Unlike the previous workflow that broke apart the file name using substring functions in a Formula tool, this one extracts the week number and the MSA name primarily through a series of text-to-column tools (Alteryx often has multiple ways to achieve the same result). Each text-to-column exploits a different delimiter, such as a backslash or the three pipes that precede an Excel worksheet name:
After creating the week numbers and MSAs, the workflow then adds a field that matches week numbers with actual calendar dates for easier understanding by end users.

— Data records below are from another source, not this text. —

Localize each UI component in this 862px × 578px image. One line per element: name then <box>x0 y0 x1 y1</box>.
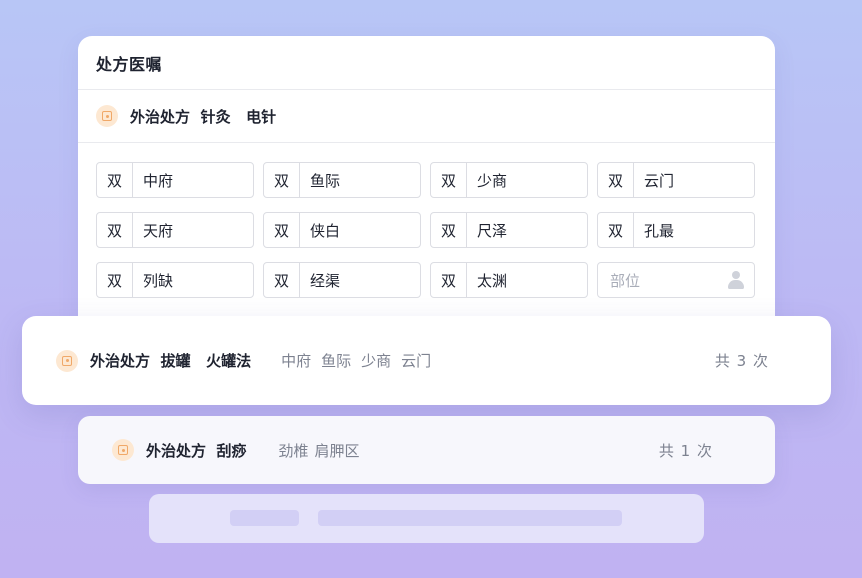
side-select[interactable]: 双 <box>264 263 300 297</box>
side-select[interactable]: 双 <box>264 163 300 197</box>
acupoint-field[interactable]: 双列缺 <box>96 262 254 298</box>
card-header: 处方医嘱 <box>78 36 775 90</box>
acupoint-name: 列缺 <box>143 271 174 290</box>
side-select[interactable]: 双 <box>431 163 467 197</box>
placeholder-card <box>149 494 704 543</box>
acupoint-field[interactable]: 双孔最 <box>597 212 755 248</box>
body-part-input[interactable]: 部位 <box>597 262 755 298</box>
side-select[interactable]: 双 <box>97 163 133 197</box>
acupoint-field[interactable]: 双中府 <box>96 162 254 198</box>
side-select[interactable]: 双 <box>431 213 467 247</box>
skeleton-bar <box>230 510 299 526</box>
gua-sha-prescription-card[interactable]: 外治处方 刮痧 劲椎 肩胛区 共 1 次 <box>78 416 775 484</box>
cupping-prescription-card[interactable]: 外治处方 拔罐 火罐法 中府 鱼际 少商 云门 共 3 次 <box>22 316 831 405</box>
acupoint-field[interactable]: 双少商 <box>430 162 588 198</box>
acupoint-name: 尺泽 <box>477 221 508 240</box>
acupoint-field[interactable]: 双鱼际 <box>263 162 421 198</box>
acupoint-field[interactable]: 双太渊 <box>430 262 588 298</box>
acupoint-field[interactable]: 双侠白 <box>263 212 421 248</box>
acupoint-grid: 双中府 双鱼际 双少商 双云门 双天府 双侠白 双尺泽 双孔最 双列缺 双经渠 … <box>96 162 755 298</box>
card-title: 处方医嘱 <box>96 54 163 74</box>
acupoint-field[interactable]: 双天府 <box>96 212 254 248</box>
acupoint-name: 中府 <box>143 171 174 190</box>
cupping-points: 中府 鱼际 少商 云门 <box>281 350 431 371</box>
acupoint-name: 经渠 <box>310 271 341 290</box>
acupoint-field[interactable]: 双经渠 <box>263 262 421 298</box>
acupoint-name: 太渊 <box>477 271 508 290</box>
acupoint-name: 云门 <box>644 171 675 190</box>
prescription-icon <box>56 349 78 372</box>
acupuncture-prescription-label: 外治处方 针灸 电针 <box>130 107 277 126</box>
person-icon <box>728 271 744 289</box>
acupoint-field[interactable]: 双云门 <box>597 162 755 198</box>
gua-sha-prescription-label: 外治处方 刮痧 <box>146 441 247 460</box>
point-label: 少商 <box>361 352 392 370</box>
gua-sha-points: 劲椎 肩胛区 <box>278 440 359 461</box>
acupuncture-prescription-row[interactable]: 外治处方 针灸 电针 <box>78 90 775 143</box>
acupoint-name: 鱼际 <box>310 171 341 190</box>
cupping-count: 共 3 次 <box>714 352 769 370</box>
side-select[interactable]: 双 <box>598 213 634 247</box>
side-select[interactable]: 双 <box>97 213 133 247</box>
acupoint-name: 少商 <box>477 171 508 190</box>
side-select[interactable]: 双 <box>264 213 300 247</box>
body-part-placeholder: 部位 <box>610 271 641 290</box>
point-label: 劲椎 <box>278 441 309 460</box>
point-label: 肩胛区 <box>314 441 360 460</box>
acupoint-name: 天府 <box>143 221 174 240</box>
prescription-icon <box>112 439 134 461</box>
acupoint-field[interactable]: 双尺泽 <box>430 212 588 248</box>
acupoint-name: 侠白 <box>310 221 341 240</box>
skeleton-bar <box>318 510 622 526</box>
side-select[interactable]: 双 <box>97 263 133 297</box>
acupoint-name: 孔最 <box>644 221 675 240</box>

This workflow also creates a four-week rolling average for the percent hungry among age groups and racial categories. Each report’s data is so chaotic from week-to-week that discerning trends or even basic relationships was nearly impossible without the rolling average:
Then the joined age data was input to the Interactive Chart tool, in Batch mode so that each MSA had its own chart. Each race or age group had its own Layer for the line charts. A Summarize tool created an average for all 15 MSAs. A Formula tool put “Composite of 15 MSAs” into the column for MSA name; with all the other charts, the MSA names were extracted from the tables’ file names.
The final steps joined the age and race line charts for side-by-side views for each MSA city, as well as side-by-side charts for the composite of all MSAs:
In almost all cities, the 55-64 and 65+ age groups actually were the least hungry; younger people had greater needs. Black and Hispanic/Latino populations were the most hungry among racial categories. Here’s what the composite shows:
Describe the benefits you have achieved
The two workflows can ingest new weekly data without changing any portions. New workbooks that are dropped into the directory are automatically included in the output. Leaders in charge of raising funds for food assistance, income security and other needs will have the ability to rapidly show funders the charted needs as soon as new workbooks are issued every Wednesday.